Integrated single cell functional-proteomic profiling of human skeletal muscle reveals a shift in cellular specificity in nemaline myopathy

Skeletal muscle is a complex syncytial arrangement of an array of cell types and, in the case of muscle specific cells (myofibers), sub-types. There exists extensive heterogeneity in skeletal muscle functional behaviour and molecular landscape, at the cell composition, myofiber sub-type and intra-myofiber sub-type level. This heterogeneity highlights limitations in currently applied methodological approaches, which has stagnated our understanding of fundamental skeletal muscle biology in both healthy and myopathic contexts.

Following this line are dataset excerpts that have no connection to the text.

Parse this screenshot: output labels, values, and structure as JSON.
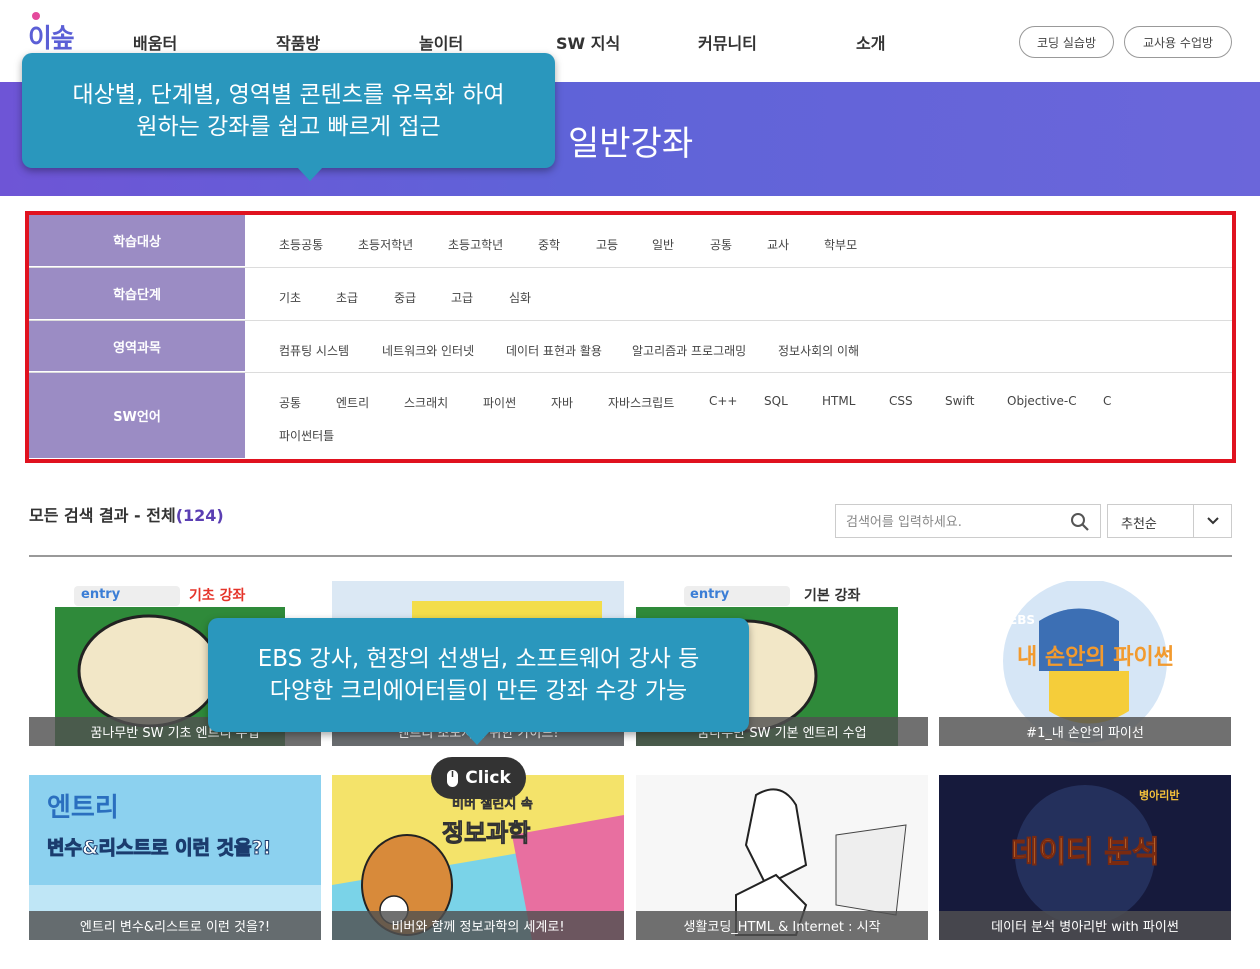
{
  "header": {
    "logo": "이솦",
    "nav": [
      "배움터",
      "작품방",
      "놀이터",
      "SW 지식",
      "커뮤니티",
      "소개"
    ],
    "buttons": [
      "코딩 실습방",
      "교사용 수업방"
    ]
  },
  "banner": {
    "title": "일반강좌"
  },
  "callouts": {
    "top": [
      "대상별, 단계별, 영역별 콘텐츠를 유목화 하여",
      "원하는 강좌를 쉽고 빠르게 접근"
    ],
    "middle": [
      "EBS 강사, 현장의 선생님, 소프트웨어 강사 등",
      "다양한 크리에어터들이 만든 강좌 수강 가능"
    ]
  },
  "filters": [
    {
      "label": "학습대상",
      "items": [
        "초등공통",
        "초등저학년",
        "초등고학년",
        "중학",
        "고등",
        "일반",
        "공통",
        "교사",
        "학부모"
      ]
    },
    {
      "label": "학습단계",
      "items": [
        "기초",
        "초급",
        "중급",
        "고급",
        "심화"
      ]
    },
    {
      "label": "영역과목",
      "items": [
        "컴퓨팅 시스템",
        "네트워크와 인터넷",
        "데이터 표현과 활용",
        "알고리즘과 프로그래밍",
        "정보사회의 이해"
      ]
    },
    {
      "label": "SW언어",
      "items": [
        "공통",
        "엔트리",
        "스크래치",
        "파이썬",
        "자바",
        "자바스크립트",
        "C++",
        "SQL",
        "HTML",
        "CSS",
        "Swift",
        "Objective-C",
        "C",
        "파이썬터틀"
      ]
    }
  ],
  "results": {
    "label": "모든 검색 결과 - 전체",
    "count": "(124)",
    "search_placeholder": "검색어를 입력하세요.",
    "sort_value": "추천순"
  },
  "cards": [
    {
      "caption": "꿈나무반 SW 기초 엔트리 수업",
      "thumb_tag": "기초 강좌",
      "thumb_word": "entry"
    },
    {
      "caption": "엔트리 초보자를 위한 가이드!",
      "thumb_tag": "",
      "thumb_word": ""
    },
    {
      "caption": "꿈나무반 SW 기본 엔트리 수업",
      "thumb_tag": "기본 강좌",
      "thumb_word": "entry"
    },
    {
      "caption": "#1_내 손안의 파이선",
      "thumb_tag": "EBS",
      "thumb_word": "내 손안의 파이썬"
    },
    {
      "caption": "엔트리 변수&리스트로 이런 것을?!",
      "thumb_tag": "엔트리",
      "thumb_word": "변수&리스트로 이런 것을?!"
    },
    {
      "caption": "비버와 함께 정보과학의 세계로!",
      "thumb_tag": "비버 챌린지 속",
      "thumb_word": "정보과학"
    },
    {
      "caption": "생활코딩_HTML & Internet : 시작",
      "thumb_tag": "",
      "thumb_word": ""
    },
    {
      "caption": "데이터 분석 병아리반 with 파이썬",
      "thumb_tag": "병아리반",
      "thumb_word": "데이터 분석"
    }
  ],
  "click_badge": "Click",
  "colors": {
    "accent": "#5b3fb3",
    "banner": "#6358d8",
    "callout": "#2a97bd",
    "filter_label": "#9b8cc4",
    "highlight_border": "#e0121f"
  }
}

Here, we developed a novel approach that combines a fluorescence based assay for the biophysical examination of the sarcomeric protein, myosin, coupled with same-myofiber high sensitivity proteome profiling, termed Single Myofiber Protein Function-Omics (SMPFO). Successfully applying this approach to healthy human skeletal muscle tissue, we identify the integrate relationship between myofiber functionality and the underlying proteomic landscape that guides divergent, but physiologically important, behaviour in myofiber sub-types. By applying SMPFO to two forms of human nemaline myopathy (ACTA1 and TNNT1 mutations), we reveal significant reduction in the divergence of myofiber sub-types, across both biophysical and proteomic behaviour. Collectively, we develop SMPFO as a novel approach to study skeletal muscle with greater specificity, accuracy and resolution then currently applied methods, facilitating that advancement in understanding of SkM tissue in both healthy and diseased states.